Une parcelle de chef pour la cave de Tain - Routes des vins

Une parcelle de chef pour la cave de Tain

La parcelle du chef de Pont-de-l‘Isère (26) Michel Chabran vient d’être plantée en syrah et confiée à un jeune vigneron de la cave de Tain. Le Groupement Foncier Viticole créée il y a cinq ans pour racheter des vignes en crozes-hermitage et cornas et les confier à des jeunes remporte un franc succès.

La parcelle qui vient d’être plantée par la cave de Tain aux Saviaux au nord de Pont-de-l’Isère, sur les alluvions du Rhône, appartient au chef drômois Michel Chabran. Il y a quelques décennies, elle était déjà en vignes remplacées par des abricotiers Bergeron dont le chef faisait des confitures pour la table de l’Elysée. Si il fait désormais partie des 260 adhérents de la coopérative, il n’entend pas devenir vigneron pour autant. La parcelle de 2,5 hectares plantée ce mois-ci de 1000 pieds de syrah a été confiée à un jeune adhérent de la coopérative, Julien Armand, fils d’exploitant arbo-viti dans le cadre d’un GFV (Groupement Foncier Viticole) créé en 2016. « Il s’agit de lutter contre la forte pression foncière en aidant des jeunes sans vignes ou hors cadre familial comme d’anciens ouvriers agricoles à s’installer ou à consolider une exploitation, explique le directeur de la cave de Tain Ludovic Beau. Au départ, nous avions pensé à concéder l’usufruit d’une parcelle sous forme de vente temporaire pour 10 ans minimum mais la formule était trop lourde administrativement; nous avons donc préféré acheter avec une quinzaine d’investisseurs privés 1,6 ha en Crozes-Hermitage et le confier à un jeune vigneron ». L’idée remporte un franc succès uniquement par le bouche à oreille. Le GFV regroupe aujourd’hui 350 associés et détient une vingtaine d’hectares dont 16 plantés en Crozes-Hermitage et Cornas. Les parcelles sont ensuite louées à de jeunes vignerons qui payent un fermage avec un bail à long terme de 18 ans, les frais de plantation éventuels étant à la charge du GFV. Ils sont aujourd’hui une vingtaine à en bénéficier.

Un investissement attractif

« Le défi et l’enjeu actuel réside dans le renouvellement des générations, le problème étant accentué par le manque de successeur de certaines exploitations, précise le nouveau président Claude Laÿs. Avant, on ne savait pas trouver de solution à la fin d’activité d’un coopérateur sans repreneur et l’exploitation était vendue en cave particulière ou à un négociant. D’où l’idée de faire appel à des investisseurs privés pour racheter des terres ». La plupart des 350 actionnaires viennent d’Auvergne Rhône-Alpes mais également d’Ile-de-France, « des amateurs de vins ou simplement des gens intéressés par le projet et qui veulent conserver un lien avec la région. Même si ils ne sont pas forcément motivés par la rémunération, nous avons voulu proposer un dispositif de dotation annuelle en vins qui se veut aussi attractif qu’un GFV champenois ». Pour 5360 € minimum d’investissement correspondant à un lot de 20 parts, l’actionnaire récupère 12 bouteilles par an de Crozes-Hermitage, cornas, saint-joseph et même deux hermitages, soit une belle rentabilité de 4,5% par an sans compter les avantages fiscaux. Un placement d’autant plus intéressant que la valeur du vignoble en appellation sur le Rhône Nord ne cesse de grimper.

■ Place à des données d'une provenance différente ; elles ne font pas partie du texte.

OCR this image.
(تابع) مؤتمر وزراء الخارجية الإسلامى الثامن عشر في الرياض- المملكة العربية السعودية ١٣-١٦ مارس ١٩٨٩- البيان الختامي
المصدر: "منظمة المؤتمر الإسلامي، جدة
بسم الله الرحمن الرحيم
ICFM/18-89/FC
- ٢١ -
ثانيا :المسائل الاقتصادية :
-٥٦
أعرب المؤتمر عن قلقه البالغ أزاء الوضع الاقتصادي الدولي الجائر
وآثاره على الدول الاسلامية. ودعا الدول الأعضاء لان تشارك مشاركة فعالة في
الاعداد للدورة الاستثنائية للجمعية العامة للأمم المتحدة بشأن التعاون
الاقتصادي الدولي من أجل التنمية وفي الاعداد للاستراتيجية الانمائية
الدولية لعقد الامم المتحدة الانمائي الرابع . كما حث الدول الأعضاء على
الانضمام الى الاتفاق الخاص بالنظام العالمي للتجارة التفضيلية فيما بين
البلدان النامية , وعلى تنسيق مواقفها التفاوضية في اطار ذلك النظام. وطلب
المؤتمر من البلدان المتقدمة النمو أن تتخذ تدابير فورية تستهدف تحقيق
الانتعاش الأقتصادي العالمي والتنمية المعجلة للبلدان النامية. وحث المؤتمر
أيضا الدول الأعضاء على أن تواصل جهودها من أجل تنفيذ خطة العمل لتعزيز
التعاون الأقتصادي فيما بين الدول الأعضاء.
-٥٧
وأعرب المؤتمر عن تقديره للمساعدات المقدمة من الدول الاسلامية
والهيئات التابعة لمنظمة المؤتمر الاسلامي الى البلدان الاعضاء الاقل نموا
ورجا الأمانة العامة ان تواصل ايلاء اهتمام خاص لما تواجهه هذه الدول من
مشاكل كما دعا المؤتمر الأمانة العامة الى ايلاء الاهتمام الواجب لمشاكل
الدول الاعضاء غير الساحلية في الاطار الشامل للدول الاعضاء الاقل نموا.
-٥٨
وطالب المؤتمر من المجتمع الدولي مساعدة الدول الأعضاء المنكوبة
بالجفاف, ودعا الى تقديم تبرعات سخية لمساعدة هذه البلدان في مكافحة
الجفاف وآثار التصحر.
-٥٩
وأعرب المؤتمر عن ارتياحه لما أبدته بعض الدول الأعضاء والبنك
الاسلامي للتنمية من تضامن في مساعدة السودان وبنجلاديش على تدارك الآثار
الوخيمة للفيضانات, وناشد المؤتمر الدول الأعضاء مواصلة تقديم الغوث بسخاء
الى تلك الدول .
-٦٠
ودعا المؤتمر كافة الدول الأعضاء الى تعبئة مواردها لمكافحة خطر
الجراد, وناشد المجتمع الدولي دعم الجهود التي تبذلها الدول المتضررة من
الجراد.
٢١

Rajeunir la moyenne d’âge des coopérateurs

« L’objectif est surtout de préserver le potentiel du vignoble et de rajeunir la moyenne d’âge de la cave car si nous avons perdu des adhérents ces dernières années, nous n’enregistrons pas d’érosion des surfaces mais il faudra encore investir dans des petites cuves pour poursuivre notre travail sur le parcellaire » explique Ludovic Beau. C’est d’ailleurs la philosophie de la cave depuis quatre ans afin de réceptionner la vendange de 1100 hectares en même temps. « Nous raisonnons en terroirs et en sélections parcellaires sans individualiser avec des cuvées domaines », insiste Ludovic Beau. Il s’agit de récupérer la quintessence de l’appellation -la cave représente 40 % des volumes de Crozes-Hermitage- en ayant accès à tous les terroirs. « Car nous pensons que l’assemblage se révèle en général meilleur qu’un seul lot et ce sera le cas de la parcelle de Michel Chabran. C’est aussi le principe  du modèle coopératif qui semble revenir sur le devant de la scène; autant en profiter pour le valoriser tout en veillant à rajeunir la pyramide des âges en interne » conclut Claude Laÿs.